是她吗?
黑龙心神紊乱,狂喜难熄。
之前有多么心痛,这时就有多么欣喜。
是她吗?
这些红色的鳞。
是她回来了?
她回到他身边了?
潭水因为黑龙的喜悦,翻腾得象是滚沸一般。
可是,为什么只有鳞?
她呢?
焦急的左看右看,都看不见那艳红带金的身影。
她如果回来,怎么会没有来到他身边?是什么人、什么事绊住了她?他有那么多话要跟她说,放眼砚城,有什么人、什么事胆敢阻碍他跟她之间?
对,他想到了!
一定是姑娘!
那个令人生厌,看似无害,甚至带着一丝稚气的小女孩,只有她这么爱管闲事,也只有她有能耐,能阻挡他跟梦魂中的艳红带金身影相会!
黑龙飞腾破水,化作人形,用最快的速度往木府奔去。
他收紧身上的药布,覆盖摩擦出的伤,知道她看了那些伤,会很伤心很伤心。他不要她再伤心,再也不要、再也不要。
走得这么凌乱仓促,什么都不顾及,谁都挡不住他。
谁能挡得住一心一意的龙神呢?
他比风还要快。
就算没有姑娘的召唤,他也擅自闯过灰衣人守卫的石牌坊,踏进木府里飞奔,执意要向姑娘讨要那个,他在好多日夜里始终惦念的红鲤鱼。
这次,姑娘要什么,他全部给!
都拿去、都拿去,他只要红鲤鱼回来。
信妖看见黑龙奔来,脸色从纸的米色,褪得象是雪那样苍白。
“泥鳅!你怎么来了?姑娘没有找你。上次我看到你的伤都——啊啊啊,不要跑得这么快啊——”
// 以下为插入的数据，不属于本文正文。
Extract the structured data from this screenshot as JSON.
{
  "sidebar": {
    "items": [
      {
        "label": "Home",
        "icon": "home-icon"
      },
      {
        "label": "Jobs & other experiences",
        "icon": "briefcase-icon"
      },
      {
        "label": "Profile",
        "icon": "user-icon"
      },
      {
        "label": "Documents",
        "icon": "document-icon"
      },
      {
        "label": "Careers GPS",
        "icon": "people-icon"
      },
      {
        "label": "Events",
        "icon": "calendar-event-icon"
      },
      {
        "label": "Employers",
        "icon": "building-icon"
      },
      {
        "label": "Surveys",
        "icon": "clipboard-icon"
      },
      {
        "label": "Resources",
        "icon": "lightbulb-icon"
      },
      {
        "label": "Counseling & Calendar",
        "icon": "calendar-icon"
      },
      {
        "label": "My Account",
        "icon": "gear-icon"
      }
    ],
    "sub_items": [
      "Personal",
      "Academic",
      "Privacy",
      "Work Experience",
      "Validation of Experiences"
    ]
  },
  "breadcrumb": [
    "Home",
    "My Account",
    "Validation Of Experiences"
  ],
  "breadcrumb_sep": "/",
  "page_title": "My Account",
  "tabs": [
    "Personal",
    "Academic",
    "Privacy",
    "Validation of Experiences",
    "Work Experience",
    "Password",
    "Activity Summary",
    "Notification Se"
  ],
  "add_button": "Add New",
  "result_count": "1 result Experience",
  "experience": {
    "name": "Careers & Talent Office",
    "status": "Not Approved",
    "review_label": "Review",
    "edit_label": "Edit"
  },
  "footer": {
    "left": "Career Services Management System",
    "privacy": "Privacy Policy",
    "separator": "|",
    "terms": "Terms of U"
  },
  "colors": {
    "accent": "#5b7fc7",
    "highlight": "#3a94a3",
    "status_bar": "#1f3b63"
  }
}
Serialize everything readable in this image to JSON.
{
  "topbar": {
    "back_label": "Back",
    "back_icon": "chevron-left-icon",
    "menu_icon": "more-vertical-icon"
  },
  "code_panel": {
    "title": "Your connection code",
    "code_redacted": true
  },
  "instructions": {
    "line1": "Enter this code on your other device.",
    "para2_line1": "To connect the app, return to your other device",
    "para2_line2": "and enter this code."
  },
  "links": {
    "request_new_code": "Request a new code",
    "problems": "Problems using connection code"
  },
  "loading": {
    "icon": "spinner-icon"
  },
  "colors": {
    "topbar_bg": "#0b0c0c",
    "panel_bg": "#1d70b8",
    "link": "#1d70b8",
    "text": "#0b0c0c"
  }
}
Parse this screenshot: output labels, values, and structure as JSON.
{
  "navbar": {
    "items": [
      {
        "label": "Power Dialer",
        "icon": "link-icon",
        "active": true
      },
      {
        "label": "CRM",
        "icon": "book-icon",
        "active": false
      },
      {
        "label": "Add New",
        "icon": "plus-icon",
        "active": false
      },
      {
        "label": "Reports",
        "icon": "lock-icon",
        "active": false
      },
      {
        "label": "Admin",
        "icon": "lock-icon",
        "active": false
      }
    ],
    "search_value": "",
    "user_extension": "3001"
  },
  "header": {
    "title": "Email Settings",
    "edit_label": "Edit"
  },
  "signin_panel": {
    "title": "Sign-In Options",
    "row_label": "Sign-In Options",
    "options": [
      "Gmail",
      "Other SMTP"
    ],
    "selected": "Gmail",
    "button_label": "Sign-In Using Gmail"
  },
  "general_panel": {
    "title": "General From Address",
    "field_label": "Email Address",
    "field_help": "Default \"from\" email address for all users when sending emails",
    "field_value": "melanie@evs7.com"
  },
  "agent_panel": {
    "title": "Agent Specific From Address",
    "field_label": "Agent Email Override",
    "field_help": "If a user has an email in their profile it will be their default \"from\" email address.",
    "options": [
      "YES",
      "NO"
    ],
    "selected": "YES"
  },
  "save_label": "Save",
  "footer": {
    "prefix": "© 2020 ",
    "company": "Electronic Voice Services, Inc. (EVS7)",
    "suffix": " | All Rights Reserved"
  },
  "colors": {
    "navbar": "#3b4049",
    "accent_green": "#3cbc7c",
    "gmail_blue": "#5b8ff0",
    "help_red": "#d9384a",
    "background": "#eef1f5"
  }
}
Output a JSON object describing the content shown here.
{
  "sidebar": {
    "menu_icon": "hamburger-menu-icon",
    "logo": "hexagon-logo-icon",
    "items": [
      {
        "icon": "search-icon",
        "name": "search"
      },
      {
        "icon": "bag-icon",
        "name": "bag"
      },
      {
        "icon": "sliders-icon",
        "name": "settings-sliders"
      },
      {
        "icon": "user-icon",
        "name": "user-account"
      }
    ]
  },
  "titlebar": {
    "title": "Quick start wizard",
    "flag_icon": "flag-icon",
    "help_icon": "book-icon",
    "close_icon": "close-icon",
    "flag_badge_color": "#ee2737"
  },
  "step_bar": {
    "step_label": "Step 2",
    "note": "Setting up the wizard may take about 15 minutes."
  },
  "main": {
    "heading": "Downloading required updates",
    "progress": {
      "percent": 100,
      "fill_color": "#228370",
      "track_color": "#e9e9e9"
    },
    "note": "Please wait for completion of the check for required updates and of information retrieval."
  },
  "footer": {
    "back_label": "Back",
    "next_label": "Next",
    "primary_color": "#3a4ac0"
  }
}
纸片黏在他肩上,缠住就不放,在他耳边嘎啦嘎啦吵个没完。
“你要去哪里?啊,那里是药楼啦、那是放钥匙的地方、那是花园、那里是天井、那里是庭园、那里那里那里那里我我我我我我也不知道那里是哪里啊啊啊啊啊啊!”
太吵了,又甩不掉,但是他没空停下来,他要见红鲤鱼。
“不行,臭泥鳅、笨泥鳅,不能进去大厅,”信妖喊得很大声,语音惊恐,落地抓住砖石固定,用尽力气拖住黑龙的冲劲。“不可以,不可以!姑娘在休息,绝对不可以去打扰!”
他不肯听,知道姑娘在大厅,就执意要进去,迫不及待。
信妖拖不住,连地上的砖都一路被掀开,抓耙出一道歪七扭八的无砖路,在景致美轮美奂的木府里,显得格外突兀。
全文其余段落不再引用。